By Noelle Khalila Nicolls
January 20, 2017
© WhiteTulip / Alamy

The most famous church in the Bahamas is by far Christ Church Cathedral, the mother of all Anglican churches in the Bahamas. The grandly imposing church building in downtown Nassau is striking because of its size and Gothic architecture. It anchors the city center as an historic landmark. The early beginnings of the church were quite turbulent here, as feuding colonial powers made the building a casualty of war. Between 1670 and 1695, the church was built under the order of the British king, Charles II, and destroyed by the Spaniards several times. Although originally made out of wood, the current incarnation, which was erected in 1724, was eventually pieced together with locally quarried limestone blocks (a more enduring material). 

While anyone interested in historic churches in the Bahamas should make the first stop at Christ Church Cathedral, there are several other notable churches where you can pursue an exploration into the Bahamian world of Christian spirituality.

Bethel Baptist Church

The old city of Nassau is bordered to the south by a number of historic African townships, including Bain and Grants Town.
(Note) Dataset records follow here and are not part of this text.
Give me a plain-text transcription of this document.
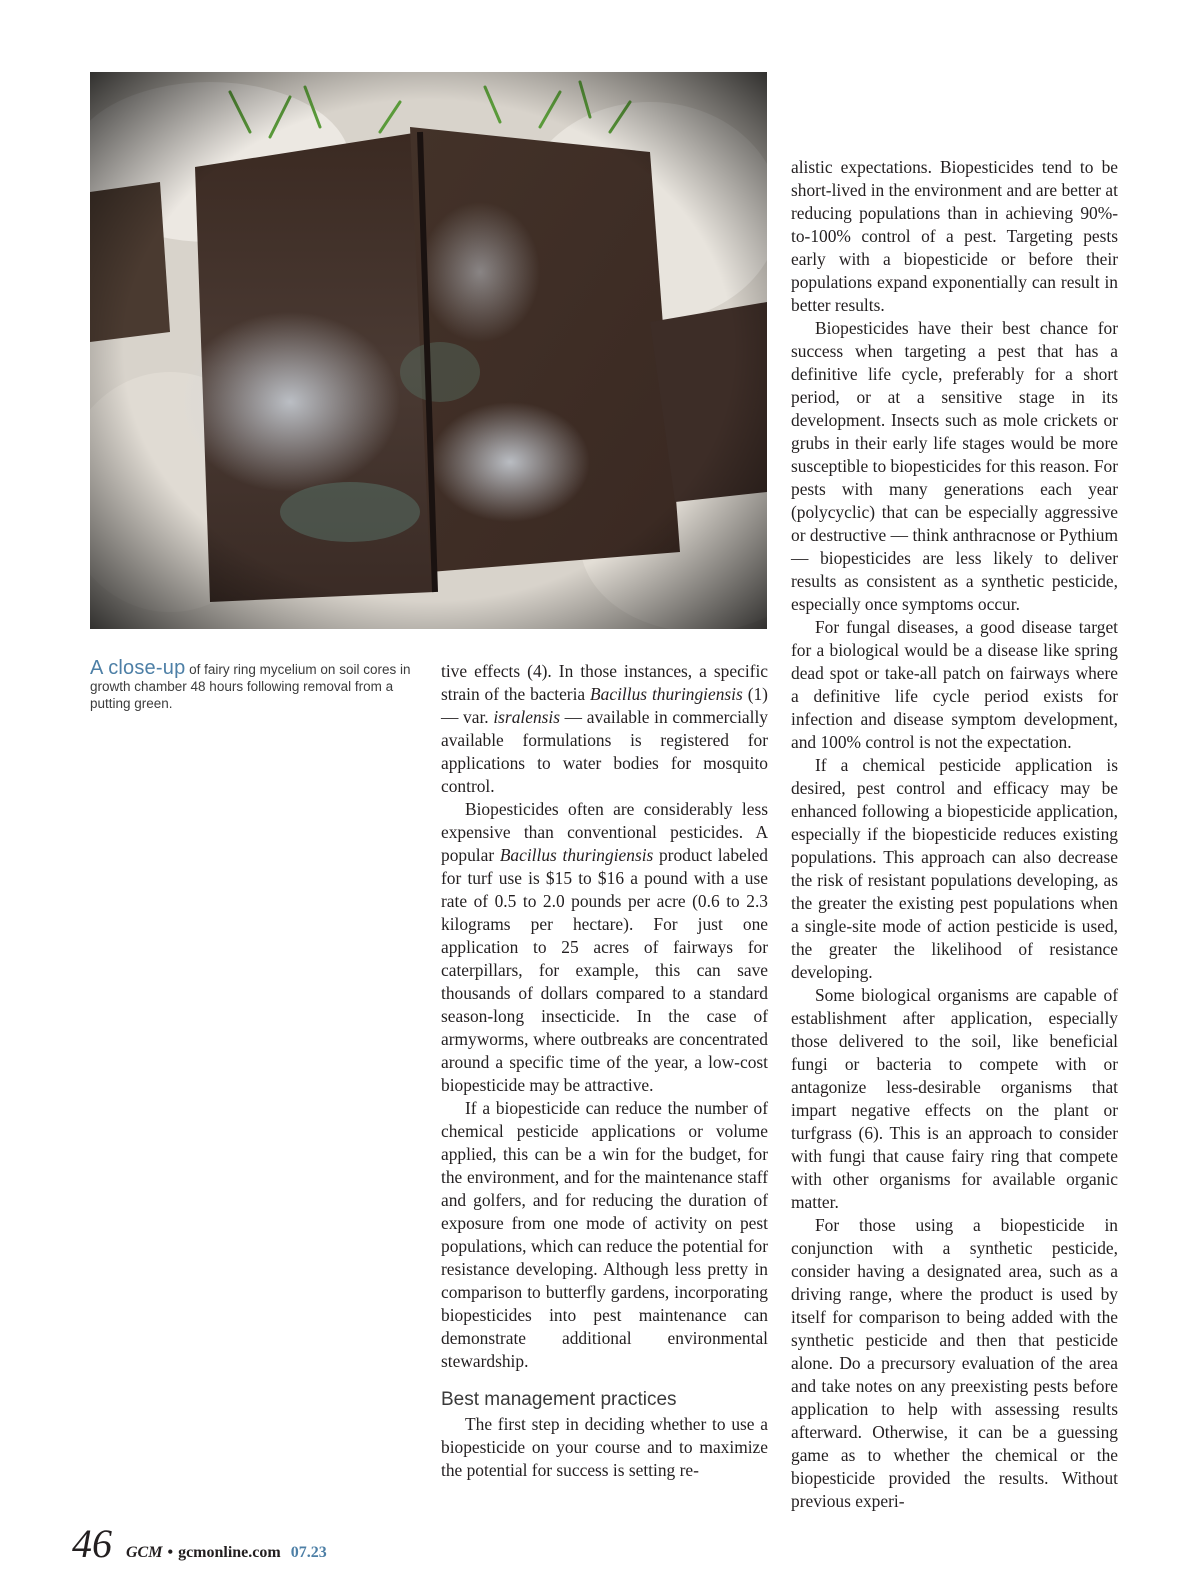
A close-up of fairy ring mycelium on soil cores in growth chamber 48 hours following removal from a putting green.

tive effects (4). In those instances, a specific strain of the bacteria Bacillus thuringiensis (1) — var. isralensis — available in commercially available formulations is registered for applications to water bodies for mosquito control.

Biopesticides often are considerably less expensive than conventional pesticides. A popular Bacillus thuringiensis product labeled for turf use is $15 to $16 a pound with a use rate of 0.5 to 2.0 pounds per acre (0.6 to 2.3 kilograms per hectare). For just one application to 25 acres of fairways for caterpillars, for example, this can save thousands of dollars compared to a standard season-long insecticide. In the case of armyworms, where outbreaks are concentrated around a specific time of the year, a low-cost biopesticide may be attractive.

If a biopesticide can reduce the number of chemical pesticide applications or volume applied, this can be a win for the budget, for the environment, and for the maintenance staff and golfers, and for reducing the duration of exposure from one mode of activity on pest populations, which can reduce the potential for resistance developing. Although less pretty in comparison to butterfly gardens, incorporating biopesticides into pest maintenance can demonstrate additional environmental stewardship.

Best management practices

The first step in deciding whether to use a biopesticide on your course and to maximize the potential for success is setting re-

alistic expectations. Biopesticides tend to be short-lived in the environment and are better at reducing populations than in achieving 90%-to-100% control of a pest. Targeting pests early with a biopesticide or before their populations expand exponentially can result in better results.

Biopesticides have their best chance for success when targeting a pest that has a definitive life cycle, preferably for a short period, or at a sensitive stage in its development. Insects such as mole crickets or grubs in their early life stages would be more susceptible to biopesticides for this reason. For pests with many generations each year (polycyclic) that can be especially aggressive or destructive — think anthracnose or Pythium — biopesticides are less likely to deliver results as consistent as a synthetic pesticide, especially once symptoms occur.

For fungal diseases, a good disease target for a biological would be a disease like spring dead spot or take-all patch on fairways where a definitive life cycle period exists for infection and disease symptom development, and 100% control is not the expectation.

If a chemical pesticide application is desired, pest control and efficacy may be enhanced following a biopesticide application, especially if the biopesticide reduces existing populations. This approach can also decrease the risk of resistant populations developing, as the greater the existing pest populations when a single-site mode of action pesticide is used, the greater the likelihood of resistance developing.

Some biological organisms are capable of establishment after application, especially those delivered to the soil, like beneficial fungi or bacteria to compete with or antagonize less-desirable organisms that impart negative effects on the plant or turfgrass (6). This is an approach to consider with fungi that cause fairy ring that compete with other organisms for available organic matter.

For those using a biopesticide in conjunction with a synthetic pesticide, consider having a designated area, such as a driving range, where the product is used by itself for comparison to being added with the synthetic pesticide and then that pesticide alone. Do a precursory evaluation of the area and take notes on any preexisting pests before application to help with assessing results afterward. Otherwise, it can be a guessing game as to whether the chemical or the biopesticide provided the results. Without previous experi-

46 GCM • gcmonline.com 07.23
These areas, generally known collectively as “over the hill,” were homesteads for the enslaved Africans in a segregated Bahamas. Bethel Baptist Church, which laid its foundations in 1790, more than forty years before the British Slavery Abolition Act, was the first over-the-hill church to be built on the island. It remains a prominent church in the community. 

St. Francis Xavier Cathedral

Known as the "Apostle of the Indies" and the "Apostle of Japan” for his missionary work in Asia, the legacy of St. Francis Xavier reached across the Atlantic Ocean to the West Indies, where this cathedral was built in his honor in Nassau. As the oldest Roman Catholic Church in the Bahamas, it is a monument as well as a living hub for its congregation.

St. John’s Anglican Church

The pale pink building housing this Harbour Island church dates back to 1768. This church has a history that is integrally connected to the wider history of the archipelago, since the two main settlers who repopulated the islands after the indigenous populations were decimated were the Eleutheran Adventurers and the British Loyalists. According to church history records, the descendants of the Eleutheran Adventurers worshipped in the halls of St John’s, along with the fleeing Loyalists who arrived in the 1700s. 

All Saints Anglican Church

Crooked Island once served as a major transfer point for cargo ships sailing between Europe and the Americas. All communications to the archipelago were ferried through the island, as Landrail Point was the location of The Bahamas' first General Post Office. As one of the oldest churches on the island, the All Saints Anglican Church records much of the community’s history as well as its own. 

St. Stephen's Anglican Parish Church

In Eight Mile Rock on Grand Bahama, the historic St. Stephen's Anglican Parish Church stands as evidence of the longstanding presence of Anglicans in the Bahamas. History records that two Anglican priests were amongst the Eleutheran Adventurers who fled to the Bahamas for refuge, repopulating the islands in the 17th century. St Stephen’s was the first Anglican church built on this second largest and northernmost Bahamian island.